Is there any way of running this all in just 1 query? Or at least less than the 101 queries.
I've tried putting in ModelA.objects.select_related().all()
but this didn't seem to have any effect.
Upvotes: 12
Views: 18463
Reputation: 76
from django.db.models import OuterRef, Subquery
newest = ModelB.objects.filter(modela_link=OuterRef('pk'))
ModelA.objects.annotate(newest=Subquery(newest))

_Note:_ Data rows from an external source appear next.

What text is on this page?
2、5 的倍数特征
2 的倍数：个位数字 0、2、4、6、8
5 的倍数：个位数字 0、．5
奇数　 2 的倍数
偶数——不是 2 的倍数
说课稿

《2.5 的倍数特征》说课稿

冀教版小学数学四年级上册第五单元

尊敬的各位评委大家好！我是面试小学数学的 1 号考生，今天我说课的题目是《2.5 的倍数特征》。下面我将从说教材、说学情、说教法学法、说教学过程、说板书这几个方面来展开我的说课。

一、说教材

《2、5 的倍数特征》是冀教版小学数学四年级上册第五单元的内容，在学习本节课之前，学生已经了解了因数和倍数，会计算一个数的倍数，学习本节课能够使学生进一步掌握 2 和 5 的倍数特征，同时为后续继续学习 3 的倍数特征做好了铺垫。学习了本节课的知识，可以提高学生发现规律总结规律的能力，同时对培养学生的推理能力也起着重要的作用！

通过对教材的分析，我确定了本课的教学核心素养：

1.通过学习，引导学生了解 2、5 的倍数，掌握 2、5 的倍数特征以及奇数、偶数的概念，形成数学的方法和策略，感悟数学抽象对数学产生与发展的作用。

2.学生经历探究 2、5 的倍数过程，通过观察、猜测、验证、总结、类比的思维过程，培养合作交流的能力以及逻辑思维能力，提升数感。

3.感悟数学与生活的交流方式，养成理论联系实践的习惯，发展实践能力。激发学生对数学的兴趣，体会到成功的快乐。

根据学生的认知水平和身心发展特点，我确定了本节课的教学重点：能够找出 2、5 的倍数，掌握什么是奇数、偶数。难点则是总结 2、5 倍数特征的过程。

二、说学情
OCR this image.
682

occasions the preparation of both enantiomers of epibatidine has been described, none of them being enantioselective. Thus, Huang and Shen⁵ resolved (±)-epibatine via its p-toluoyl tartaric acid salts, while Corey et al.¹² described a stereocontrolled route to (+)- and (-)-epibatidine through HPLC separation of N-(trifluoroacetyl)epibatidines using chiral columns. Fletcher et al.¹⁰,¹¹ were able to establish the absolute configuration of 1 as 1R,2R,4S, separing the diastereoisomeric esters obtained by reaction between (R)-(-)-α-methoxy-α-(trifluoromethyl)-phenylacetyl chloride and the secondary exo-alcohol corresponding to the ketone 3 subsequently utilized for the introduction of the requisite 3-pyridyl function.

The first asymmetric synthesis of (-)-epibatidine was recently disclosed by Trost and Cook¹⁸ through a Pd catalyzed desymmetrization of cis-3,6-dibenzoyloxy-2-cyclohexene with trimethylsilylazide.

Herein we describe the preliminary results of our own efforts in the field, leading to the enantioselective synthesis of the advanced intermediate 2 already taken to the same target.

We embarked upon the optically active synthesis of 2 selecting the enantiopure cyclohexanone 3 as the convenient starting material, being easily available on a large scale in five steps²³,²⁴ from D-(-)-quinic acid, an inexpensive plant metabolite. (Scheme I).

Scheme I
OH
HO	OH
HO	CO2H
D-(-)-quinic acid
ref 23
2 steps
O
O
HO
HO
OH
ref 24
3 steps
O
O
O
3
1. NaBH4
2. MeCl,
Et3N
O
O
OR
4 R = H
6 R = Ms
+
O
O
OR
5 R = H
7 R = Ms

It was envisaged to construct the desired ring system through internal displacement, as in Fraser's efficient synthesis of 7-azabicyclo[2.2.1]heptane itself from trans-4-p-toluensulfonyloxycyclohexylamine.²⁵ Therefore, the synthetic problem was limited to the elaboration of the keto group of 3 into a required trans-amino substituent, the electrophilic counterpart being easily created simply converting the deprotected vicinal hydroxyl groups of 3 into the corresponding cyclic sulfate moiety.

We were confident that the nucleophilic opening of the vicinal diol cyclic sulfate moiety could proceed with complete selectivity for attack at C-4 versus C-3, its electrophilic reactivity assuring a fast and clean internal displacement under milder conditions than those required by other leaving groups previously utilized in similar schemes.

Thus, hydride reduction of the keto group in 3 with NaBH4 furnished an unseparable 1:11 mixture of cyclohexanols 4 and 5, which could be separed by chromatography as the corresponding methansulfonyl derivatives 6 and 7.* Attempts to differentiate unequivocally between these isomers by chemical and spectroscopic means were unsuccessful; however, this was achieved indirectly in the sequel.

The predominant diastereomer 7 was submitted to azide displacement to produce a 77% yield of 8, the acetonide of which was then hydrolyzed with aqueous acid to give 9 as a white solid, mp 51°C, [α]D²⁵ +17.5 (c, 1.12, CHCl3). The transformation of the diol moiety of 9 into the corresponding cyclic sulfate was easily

https://docs.djangoproject.com/en/3.2/ref/models/expressions/#subquery-expressions
Upvotes: 0
Reputation: 600049
As Ofri says, select_related
only works on forwards relations, not reverse ones.
There's no built-in way to automatically follow reverse relations in Django, but see my blog post for a technique to do it reasonably efficiently. The basic idea is to get all the related objects for every item at once, then associate them manually with their related item - so you can do it in 2 queries rather than n+1.
Upvotes: 7
Reputation: 24823
The reason .select_related() didn't work, is that .select_related() is used to follow foreign keys. Your ModelA doesn't have a foreign key to ModelB. Its ModelB that has a foreign key to ModelA. (so a ModelA instance can have multiple ModelB instances related to it).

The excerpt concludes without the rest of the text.